Begitu saja. Setiap kali aku datang ke tempat ini, aku hanya meletakkan buket bunga, menyapanya sekali, dan duduk menatap langit. Sekitar satu jam kemudian, biasanya aku akan mengucapkan salam perpisahan dan berjanji akan datang lagi. Tetapi kali ini spesial, ini adalah hari ulangtahunnya. Rasanya aku ingin sekali bicara banyak hal padanya. Yah, sekalipun aku mengajaknya bicara, aku tidak akan pernah bisa mendengar balasannya. Jadi ... huh, akhirnya lagi-lagi aku hanya terdiam saja di sebelah makamnya.
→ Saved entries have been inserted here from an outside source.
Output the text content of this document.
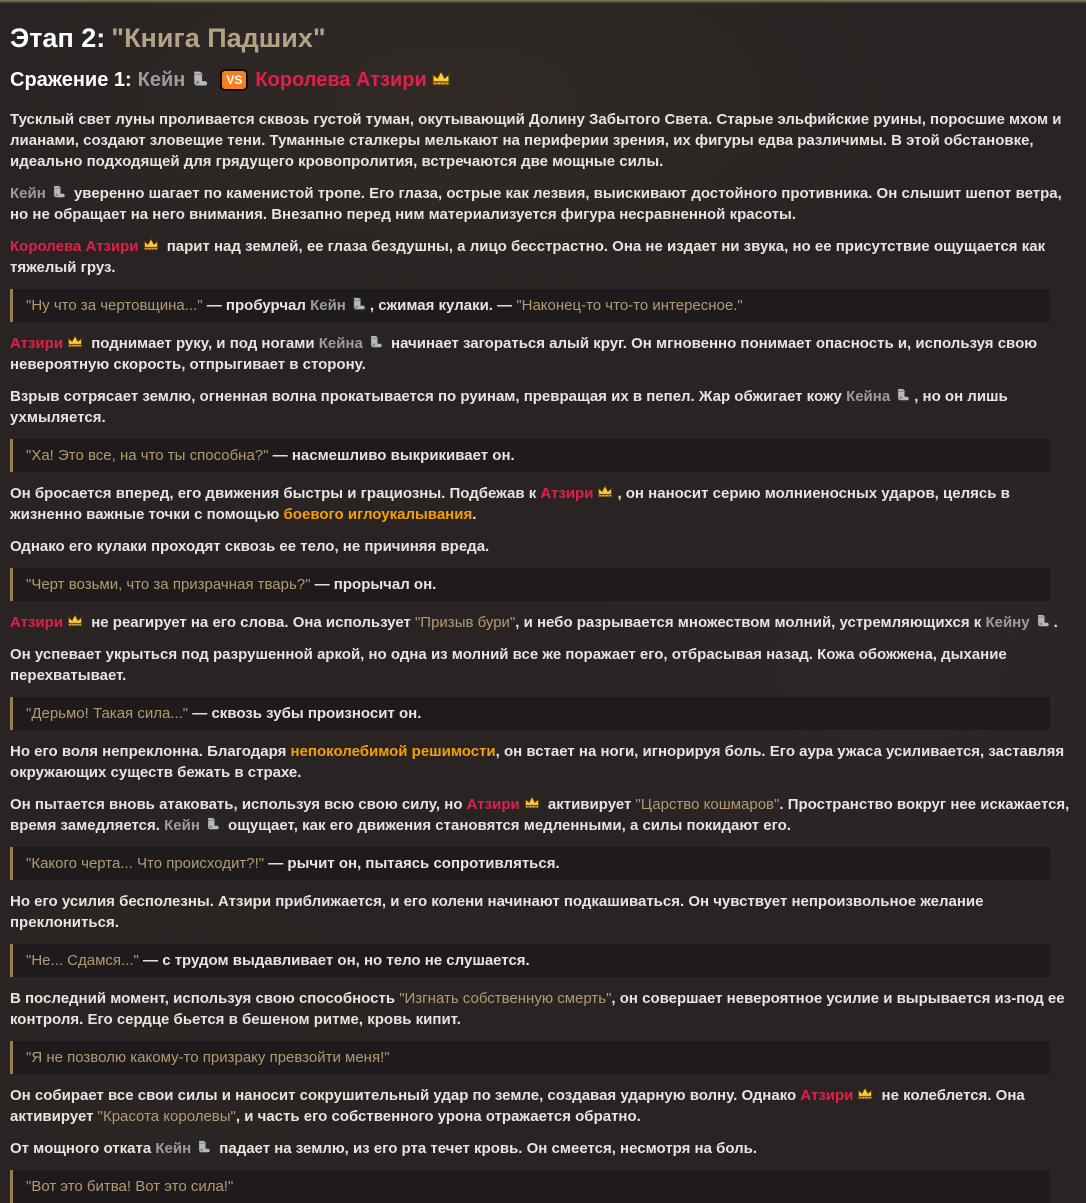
Этап 2: "Книга Падших"
Сражение 1: Кейн	VS Королева Атзири

Тусклый свет луны проливается сквозь густой туман, окутывающий Долину Забытого Света. Старые эльфийские руины, поросшие мхом и лианами, создают зловещие тени. Туманные сталкеры мелькают на периферии зрения, их фигуры едва различимы. В этой обстановке, идеально подходящей для грядущего кровопролития, встречаются две мощные силы.

Кейн уверенно шагает по каменистой тропе. Его глаза, острые как лезвия, выискивают достойного противника. Он слышит шепот ветра, но не обращает на него внимания. Внезапно перед ним материализуется фигура несравненной красоты.

Королева Атзири парит над землей, ее глаза бездушны, а лицо бесстрастно. Она не издает ни звука, но ее присутствие ощущается как тяжелый груз.

"Ну что за чертовщина..." — пробурчал Кейн , сжимая кулаки. — "Наконец-то что-то интересное."

Атзири поднимает руку, и под ногами Кейна начинает загораться алый круг. Он мгновенно понимает опасность и, используя свою невероятную скорость, отпрыгивает в сторону.

Взрыв сотрясает землю, огненная волна прокатывается по руинам, превращая их в пепел. Жар обжигает кожу Кейна , но он лишь ухмыляется.

"Ха! Это все, на что ты способна?" — насмешливо выкрикивает он.

Он бросается вперед, его движения быстры и грациозны. Подбежав к Атзири , он наносит серию молниеносных ударов, целясь в жизненно важные точки с помощью боевого иглоукалывания.

Однако его кулаки проходят сквозь ее тело, не причиняя вреда.

"Черт возьми, что за призрачная тварь?" — прорычал он.

Атзири не реагирует на его слова. Она использует "Призыв бури", и небо разрывается множеством молний, устремляющихся к Кейну .

Он успевает укрыться под разрушенной аркой, но одна из молний все же поражает его, отбрасывая назад. Кожа обожжена, дыхание перехватывает.

"Дерьмо! Такая сила..." — сквозь зубы произносит он.

Но его воля непреклонна. Благодаря непоколебимой решимости, он встает на ноги, игнорируя боль. Его аура ужаса усиливается, заставляя окружающих существ бежать в страхе.

Он пытается вновь атаковать, используя всю свою силу, но Атзири активирует "Царство кошмаров". Пространство вокруг нее искажается, время замедляется. Кейн ощущает, как его движения становятся медленными, а силы покидают его.

"Какого черта... Что происходит?!" — рычит он, пытаясь сопротивляться.

Но его усилия бесполезны. Атзири приближается, и его колени начинают подкашиваться. Он чувствует непроизвольное желание преклониться.

"Не... Сдамся..." — с трудом выдавливает он, но тело не слушается.

В последний момент, используя свою способность "Изгнать собственную смерть", он совершает невероятное усилие и вырывается из-под ее контроля. Его сердце бьется в бешеном ритме, кровь кипит.

"Я не позволю какому-то призраку превзойти меня!"

Он собирает все свои силы и наносит сокрушительный удар по земле, создавая ударную волну. Однако Атзири не колеблется. Она активирует "Красота королевы", и часть его собственного урона отражается обратно.

От мощного отката Кейн падает на землю, из его рта течет кровь. Он смеется, несмотря на боль.

"Вот это битва! Вот это сила!"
Ayolah Minako, katakan sesuatu ... !

...

...

...

"Senpai," panggilku, yang akhirnya telah menemukan suara. "Tadi pagi sebelum kemari, aku pergi ke kuil. Kau ingat tidak kalau dulu kita pernah menulis di ema? Tadi aku coba mencari ema dengan namaku dan namamu, tetapi keduanya tidak kutemukan. Aku masih ingat sih, isi ema yang kutulis, tapi aku tidak pernah tahu isi ema milikmu. Kau pernah bilang kalau suatu saat kau akan beritahu padaku mengenai itu, tapi sekarang ... kau sudah tidak bisa beritahu aku lagi, bukan?"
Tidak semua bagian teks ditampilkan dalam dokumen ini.